Project Start Date: Jul 1, 2016
Research Areas: Analytics, Analytics - Machine Learning
Funding: Member Funded
Project Tags: ,

Project Summary

One of the many factors considered by pathologists when assessing tissue samples during cancer diagnosis is the “architecture” of the cells in the tumor.  This architecture is defined by the spatial distribution and structure of the cells in the tissue. For example, cells can be tightly packed in orderly disk-like clumps, or they may be more chaotic and dispersed in finger-like formations, or they may be gathered in circular structures with hollow centers.  These formations contribute to a pathologist’s evaluation of the severity, subtype and grade of the tumor, an evaluation that is used to determine the most appropriate and effective treatment for the patient.

In our work, we develop computational tools that can automate and assist in the assessment of cancerous tumors via analysis of images of immunohistochemical-stained (IHC) tissues extracted from the tumors. This project has specifically focused on exploring and developing new techniques for capturing and characterizing the spatial distribution of cells in tissues. Our approach utilizes N-points statistics to gather spatial information. This involves calculating the average distance from every cell nucleus to its kth nearest neighboring cell nuclei.  For any analyzed spatial distribution the calculation produces a discrete, sampled function, which we call a k-nearest-neighbor (k-NN) curve, that contains the mean distances between the closest, second-closest, …, and kth closest points, as a function of the integer k.  A low dimension feature space that captures certain types of spatial structures may be defined by applying Principal Component Analysis (PCA) to the k-NN curves derived from a set of representative training data. Instead of using actual sample images to compute the feature space (in order to keep our analysis independent of the images we are analyzing), we compute numerous synthetic datasets that mimic the formation of cell clumps and rings in tissues.

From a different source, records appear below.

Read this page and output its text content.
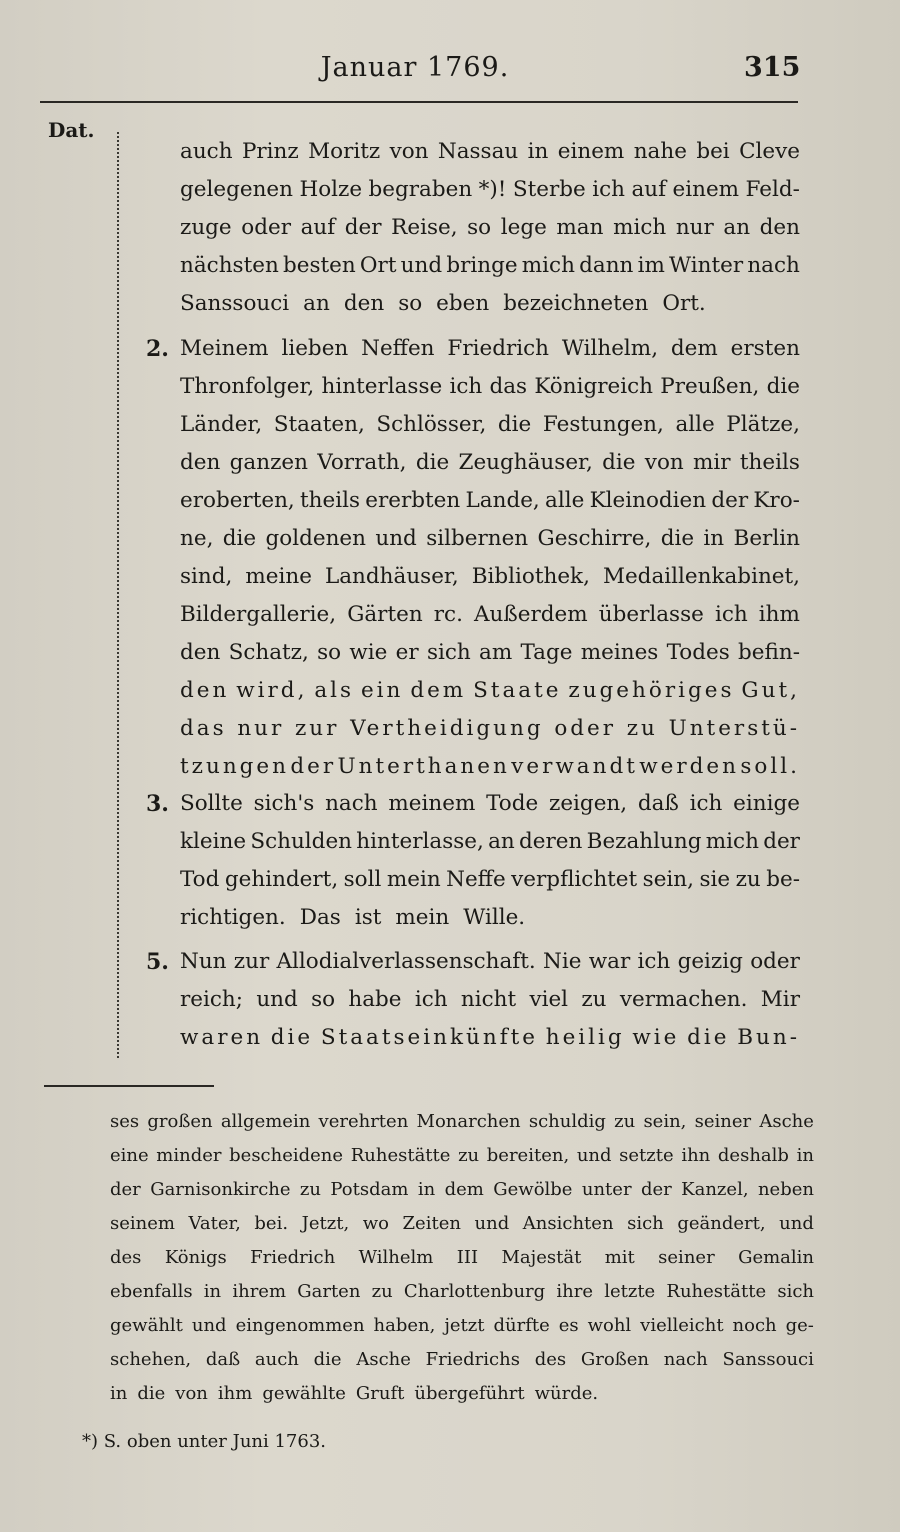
Januar 1769.	315
Dat.
2.
3.
5.
auch Prinz Moritz von Nassau in einem nahe bei Cleve
gelegenen Holze begraben *)! Sterbe ich auf einem Feld-
zuge oder auf der Reise, so lege man mich nur an den
nächsten besten Ort und bringe mich dann im Winter nach
Sanssouci an den so eben bezeichneten Ort.
Meinem lieben Neffen Friedrich Wilhelm, dem ersten
Thronfolger, hinterlasse ich das Königreich Preußen, die
Länder, Staaten, Schlösser, die Festungen, alle Plätze,
den ganzen Vorrath, die Zeughäuser, die von mir theils
eroberten, theils ererbten Lande, alle Kleinodien der Kro-
ne, die goldenen und silbernen Geschirre, die in Berlin
sind, meine Landhäuser, Bibliothek, Medaillenkabinet,
Bildergallerie, Gärten rc. Außerdem überlasse ich ihm
den Schatz, so wie er sich am Tage meines Todes befin-
den wird, als ein dem Staate zugehöriges Gut,
das nur zur Vertheidigung oder zu Unterstü-
tzungen der Unterthanen verwandt werden soll.
Sollte sich's nach meinem Tode zeigen, daß ich einige
kleine Schulden hinterlasse, an deren Bezahlung mich der
Tod gehindert, soll mein Neffe verpflichtet sein, sie zu be-
richtigen. Das ist mein Wille.
Nun zur Allodialverlassenschaft. Nie war ich geizig oder
reich; und so habe ich nicht viel zu vermachen. Mir
waren die Staatseinkünfte heilig wie die Bun-
ses großen allgemein verehrten Monarchen schuldig zu sein, seiner Asche
eine minder bescheidene Ruhestätte zu bereiten, und setzte ihn deshalb in
der Garnisonkirche zu Potsdam in dem Gewölbe unter der Kanzel, neben
seinem Vater, bei. Jetzt, wo Zeiten und Ansichten sich geändert, und
des Königs Friedrich Wilhelm III Majestät mit seiner Gemalin
ebenfalls in ihrem Garten zu Charlottenburg ihre letzte Ruhestätte sich
gewählt und eingenommen haben, jetzt dürfte es wohl vielleicht noch ge-
schehen, daß auch die Asche Friedrichs des Großen nach Sanssouci
in die von ihm gewählte Gruft übergeführt würde.
*) S. oben unter Juni 1763.
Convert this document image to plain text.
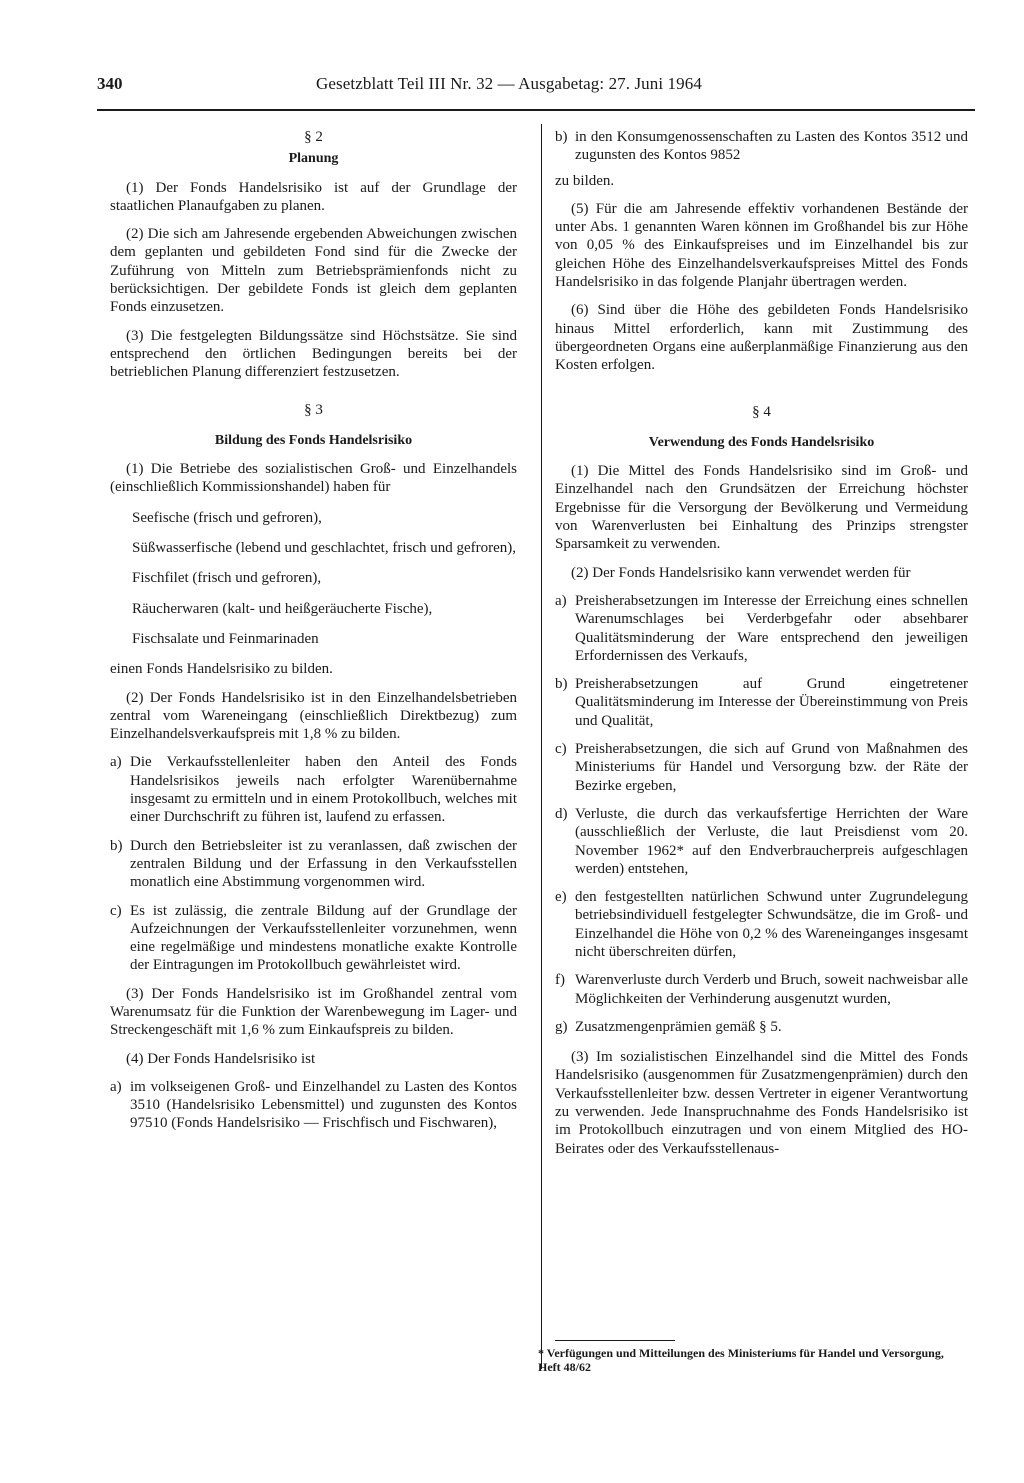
340	Gesetzblatt Teil III Nr. 32 — Ausgabetag: 27. Juni 1964

§ 2

Planung

(1) Der Fonds Handelsrisiko ist auf der Grundlage der staatlichen Planaufgaben zu planen.

(2) Die sich am Jahresende ergebenden Abweichungen zwischen dem geplanten und gebildeten Fond sind für die Zwecke der Zuführung von Mitteln zum Betriebsprämienfonds nicht zu berücksichtigen. Der gebildete Fonds ist gleich dem geplanten Fonds einzusetzen.

(3) Die festgelegten Bildungssätze sind Höchstsätze. Sie sind entsprechend den örtlichen Bedingungen bereits bei der betrieblichen Planung differenziert festzusetzen.

§ 3

Bildung des Fonds Handelsrisiko

(1) Die Betriebe des sozialistischen Groß- und Einzelhandels (einschließlich Kommissionshandel) haben für

Seefische (frisch und gefroren),

Süßwasserfische (lebend und geschlachtet, frisch und gefroren),

Fischfilet (frisch und gefroren),

Räucherwaren (kalt- und heißgeräucherte Fische),

Fischsalate und Feinmarinaden

einen Fonds Handelsrisiko zu bilden.

(2) Der Fonds Handelsrisiko ist in den Einzelhandelsbetrieben zentral vom Wareneingang (einschließlich Direktbezug) zum Einzelhandelsverkaufspreis mit 1,8 % zu bilden.

a) Die Verkaufsstellenleiter haben den Anteil des Fonds Handelsrisikos jeweils nach erfolgter Warenübernahme insgesamt zu ermitteln und in einem Protokollbuch, welches mit einer Durchschrift zu führen ist, laufend zu erfassen.
b) Durch den Betriebsleiter ist zu veranlassen, daß zwischen der zentralen Bildung und der Erfassung in den Verkaufsstellen monatlich eine Abstimmung vorgenommen wird.
c) Es ist zulässig, die zentrale Bildung auf der Grundlage der Aufzeichnungen der Verkaufsstellenleiter vorzunehmen, wenn eine regelmäßige und mindestens monatliche exakte Kontrolle der Eintragungen im Protokollbuch gewährleistet wird.

(3) Der Fonds Handelsrisiko ist im Großhandel zentral vom Warenumsatz für die Funktion der Warenbewegung im Lager- und Streckengeschäft mit 1,6 % zum Einkaufspreis zu bilden.

(4) Der Fonds Handelsrisiko ist

a) im volkseigenen Groß- und Einzelhandel zu Lasten des Kontos 3510 (Handelsrisiko Lebensmittel) und zugunsten des Kontos 97510 (Fonds Handelsrisiko — Frischfisch und Fischwaren),
b) in den Konsumgenossenschaften zu Lasten des Kontos 3512 und zugunsten des Kontos 9852

zu bilden.

(5) Für die am Jahresende effektiv vorhandenen Bestände der unter Abs. 1 genannten Waren können im Großhandel bis zur Höhe von 0,05 % des Einkaufspreises und im Einzelhandel bis zur gleichen Höhe des Einzelhandelsverkaufspreises Mittel des Fonds Handelsrisiko in das folgende Planjahr übertragen werden.

(6) Sind über die Höhe des gebildeten Fonds Handelsrisiko hinaus Mittel erforderlich, kann mit Zustimmung des übergeordneten Organs eine außerplanmäßige Finanzierung aus den Kosten erfolgen.

§ 4

Verwendung des Fonds Handelsrisiko

(1) Die Mittel des Fonds Handelsrisiko sind im Groß- und Einzelhandel nach den Grundsätzen der Erreichung höchster Ergebnisse für die Versorgung der Bevölkerung und Vermeidung von Warenverlusten bei Einhaltung des Prinzips strengster Sparsamkeit zu verwenden.

(2) Der Fonds Handelsrisiko kann verwendet werden für

a) Preisherabsetzungen im Interesse der Erreichung eines schnellen Warenumschlages bei Verderbgefahr oder absehbarer Qualitätsminderung der Ware entsprechend den jeweiligen Erfordernissen des Verkaufs,
b) Preisherabsetzungen auf Grund eingetretener Qualitätsminderung im Interesse der Übereinstimmung von Preis und Qualität,
c) Preisherabsetzungen, die sich auf Grund von Maßnahmen des Ministeriums für Handel und Versorgung bzw. der Räte der Bezirke ergeben,
d) Verluste, die durch das verkaufsfertige Herrichten der Ware (ausschließlich der Verluste, die laut Preisdienst vom 20. November 1962* auf den Endverbraucherpreis aufgeschlagen werden) entstehen,
e) den festgestellten natürlichen Schwund unter Zugrundelegung betriebsindividuell festgelegter Schwundsätze, die im Groß- und Einzelhandel die Höhe von 0,2 % des Wareneinganges insgesamt nicht überschreiten dürfen,
f) Warenverluste durch Verderb und Bruch, soweit nachweisbar alle Möglichkeiten der Verhinderung ausgenutzt wurden,
g) Zusatzmengenprämien gemäß § 5.

(3) Im sozialistischen Einzelhandel sind die Mittel des Fonds Handelsrisiko (ausgenommen für Zusatzmengenprämien) durch den Verkaufsstellenleiter bzw. dessen Vertreter in eigener Verantwortung zu verwenden. Jede Inanspruchnahme des Fonds Handelsrisiko ist im Protokollbuch einzutragen und von einem Mitglied des HO-Beirates oder des Verkaufsstellenaus-

* Verfügungen und Mitteilungen des Ministeriums für Handel und Versorgung, Heft 48/62
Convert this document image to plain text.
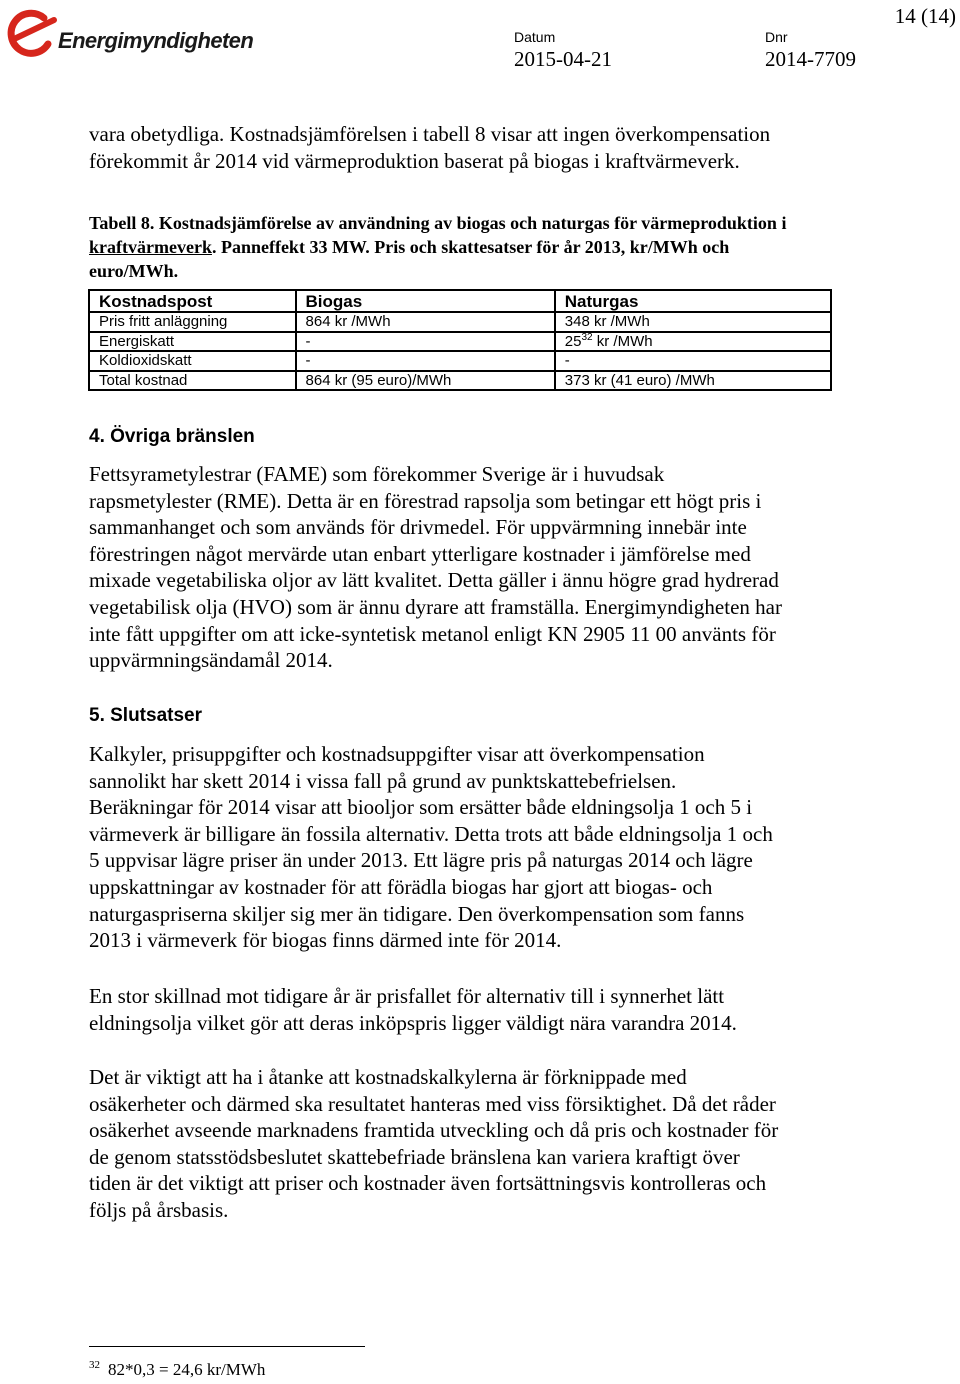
Energimyndigheten	Datum
2015-04-21
Dnr
2014-7709
14 (14)

vara obetydliga. Kostnadsjämförelsen i tabell 8 visar att ingen överkompensation
förekommit år 2014 vid värmeproduktion baserat på biogas i kraftvärmeverk.

Tabell 8. Kostnadsjämförelse av användning av biogas och naturgas för värmeproduktion i
kraftvärmeverk. Panneffekt 33 MW. Pris och skattesatser för år 2013, kr/MWh och
euro/MWh.

Kostnadspost	Biogas	Naturgas
Pris fritt anläggning	864 kr /MWh	348 kr /MWh
Energiskatt	-	$25^{32}$ kr /MWh
Koldioxidskatt	-	-
Total kostnad	864 kr (95 euro)/MWh	373 kr (41 euro) /MWh
4. Övriga bränslen

Fettsyrametylestrar (FAME) som förekommer Sverige är i huvudsak
rapsmetylester (RME). Detta är en förestrad rapsolja som betingar ett högt pris i
sammanhanget och som används för drivmedel. För uppvärmning innebär inte
förestringen något mervärde utan enbart ytterligare kostnader i jämförelse med
mixade vegetabiliska oljor av lätt kvalitet. Detta gäller i ännu högre grad hydrerad
vegetabilisk olja (HVO) som är ännu dyrare att framställa. Energimyndigheten har
inte fått uppgifter om att icke-syntetisk metanol enligt KN 2905 11 00 använts för
uppvärmningsändamål 2014.

5. Slutsatser

Kalkyler, prisuppgifter och kostnadsuppgifter visar att överkompensation
sannolikt har skett 2014 i vissa fall på grund av punktskattebefrielsen.
Beräkningar för 2014 visar att biooljor som ersätter både eldningsolja 1 och 5 i
värmeverk är billigare än fossila alternativ. Detta trots att både eldningsolja 1 och
5 uppvisar lägre priser än under 2013. Ett lägre pris på naturgas 2014 och lägre
uppskattningar av kostnader för att förädla biogas har gjort att biogas- och
naturgaspriserna skiljer sig mer än tidigare. Den överkompensation som fanns
2013 i värmeverk för biogas finns därmed inte för 2014.

En stor skillnad mot tidigare år är prisfallet för alternativ till i synnerhet lätt
eldningsolja vilket gör att deras inköpspris ligger väldigt nära varandra 2014.

Det är viktigt att ha i åtanke att kostnadskalkylerna är förknippade med
osäkerheter och därmed ska resultatet hanteras med viss försiktighet. Då det råder
osäkerhet avseende marknadens framtida utveckling och då pris och kostnader för
de genom statsstödsbeslutet skattebefriade bränslena kan variera kraftigt över
tiden är det viktigt att priser och kostnader även fortsättningsvis kontrolleras och
följs på årsbasis.

$^{32}$ 82*0,3 = 24,6 kr/MWh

In order to produce a 2D feature that characterizes the spatial structure of cell nuclei in a test IHC image, the image is first segmented to identify the locations of the cell nuclei centers. The k-NN curve is computed for this point set. The sample’s curve is then mapped into the first and second principal components derived from the synthetic datasets. The figure demonstrates that these 2D features are able to discriminate between different types of spatial structures extracted from real IHC images because they map these structures, with various levels of density, compactness and circularity, into different regions of the feature space.